Faktencheck im Helvetia gegen Honduras:

Stinkreich? Sieht hier nicht so aus. Auch wenn viele Gäste sauber und damit besser gekleidet sind als die Kreuzberger Durchschnittsbürger, wirken die meisten doch wie normale Anwohner, also Studenten und/oder Easy-Jet-Touristen.

Bergbewohner? Einer. Der Alm-Öhi wie aus dem Bilderbuch (großer Rauschebart, kleines Bäuchlein, rotes Schweiz-T-Shirt) entpuppt sich allerdings als sympathischer Urberliner, der nur seine Schweizer Frau begleitet – und im Fußballalltag einen Berliner Fanclub des 1. FC Nürnberg leitet. Freiwillig!, und nicht qua Geburt zum Fansein verdammt wie ich. (Zufall, die Begegnung, ich schwöre es!)

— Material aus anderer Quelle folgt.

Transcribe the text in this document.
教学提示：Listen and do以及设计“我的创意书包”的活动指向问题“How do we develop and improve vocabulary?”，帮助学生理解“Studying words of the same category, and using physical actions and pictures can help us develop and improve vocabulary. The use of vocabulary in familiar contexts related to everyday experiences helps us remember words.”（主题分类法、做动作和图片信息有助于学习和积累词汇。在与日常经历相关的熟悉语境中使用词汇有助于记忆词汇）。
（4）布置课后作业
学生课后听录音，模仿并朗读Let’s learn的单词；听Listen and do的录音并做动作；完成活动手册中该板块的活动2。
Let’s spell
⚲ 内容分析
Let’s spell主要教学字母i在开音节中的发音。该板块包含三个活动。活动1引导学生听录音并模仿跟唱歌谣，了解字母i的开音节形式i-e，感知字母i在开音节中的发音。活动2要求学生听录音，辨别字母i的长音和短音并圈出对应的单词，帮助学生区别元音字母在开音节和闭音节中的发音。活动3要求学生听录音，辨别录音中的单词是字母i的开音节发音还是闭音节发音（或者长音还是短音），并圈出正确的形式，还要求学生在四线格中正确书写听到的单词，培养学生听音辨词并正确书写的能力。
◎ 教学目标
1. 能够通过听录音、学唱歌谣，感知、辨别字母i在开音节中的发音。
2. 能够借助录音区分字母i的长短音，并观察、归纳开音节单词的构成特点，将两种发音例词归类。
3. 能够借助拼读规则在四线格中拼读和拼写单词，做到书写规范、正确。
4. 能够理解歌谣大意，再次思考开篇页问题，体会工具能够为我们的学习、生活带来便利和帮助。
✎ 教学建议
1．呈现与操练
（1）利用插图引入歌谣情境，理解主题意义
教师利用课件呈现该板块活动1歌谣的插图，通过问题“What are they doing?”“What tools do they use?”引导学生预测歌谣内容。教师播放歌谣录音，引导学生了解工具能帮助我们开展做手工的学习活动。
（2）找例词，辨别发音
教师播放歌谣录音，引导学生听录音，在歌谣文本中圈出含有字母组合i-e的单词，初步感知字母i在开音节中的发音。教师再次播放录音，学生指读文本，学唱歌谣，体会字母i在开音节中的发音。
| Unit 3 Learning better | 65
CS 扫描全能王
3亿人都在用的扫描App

Lebensstandard? In der Tat beneidenswert – vor allem, wenn man nur einen Platz auf den harten Bierbänken ergattert und den Glücklichen zuschauen muss, die an rot-weiß-kariert geschmückten Tischen direkt vorm Fernseher Käsefondue schnabulieren.

Alles Käse? Ja. Fondue für zwei: 28,50 Euro – und viele weitere unschweizerisch preiswerte Speisen. Gute Speisen! Dafür bürgen jedenfalls der Duft und die Anwesenheit eines Betreibers der gastronomischen Spreeufer-Perle Kater Holzig. Der kann das beurteilen, ist ja selbst ein Schweizer.

Unfreundlich zu Migranten? Niemand. Wäre jetzt auch blöd, da die Mannschaft samt Trainer nahezu komplett aus Menschen mehr oder weniger exotischer Migrationshintergründe besteht – wie auch Teile der Helvetia-Belegschaft und der Gäste.

Die Schweizer Spielweise erinnert zwar eher an Bern-Wankdorf 1954 als an Pep Guardiola, aber gegen Honduras reicht das – dank der drei Tore des Münchner Kosovo-Schweiz-Albaners Xherdan Shaqiri. Wer will da noch meckern? Etwa die Mehrheitsschweizer, die gerade erst per Volksabstimmung gegen Einwanderung votierten?

„Die sitzen in ihren Tälern und haben keinen TV-Empfang“, höhnt eine Exilschweizerin über die mutmaßlich ignorantere Landbevölkerung. „Die sollten nicht schauen dürfen“, sagt eine Friedrichshainerin aus Genf über die Einwanderungsgegner in der Heimat– und verrät nebenbei, wem sie das WM-Aus am schnellsten wünscht: den Franzosen. Die könne in der Französischen Schweiz nämlich keiner ausstehen. Im weiteren Gespräch, das interessanter ist als das Spiel, lässt sie zwei Worte fallen, die für die Schweizer Migrationsdebatte zentral sein dürften: „irrational“ und „Minderwertigkeitskomplex“.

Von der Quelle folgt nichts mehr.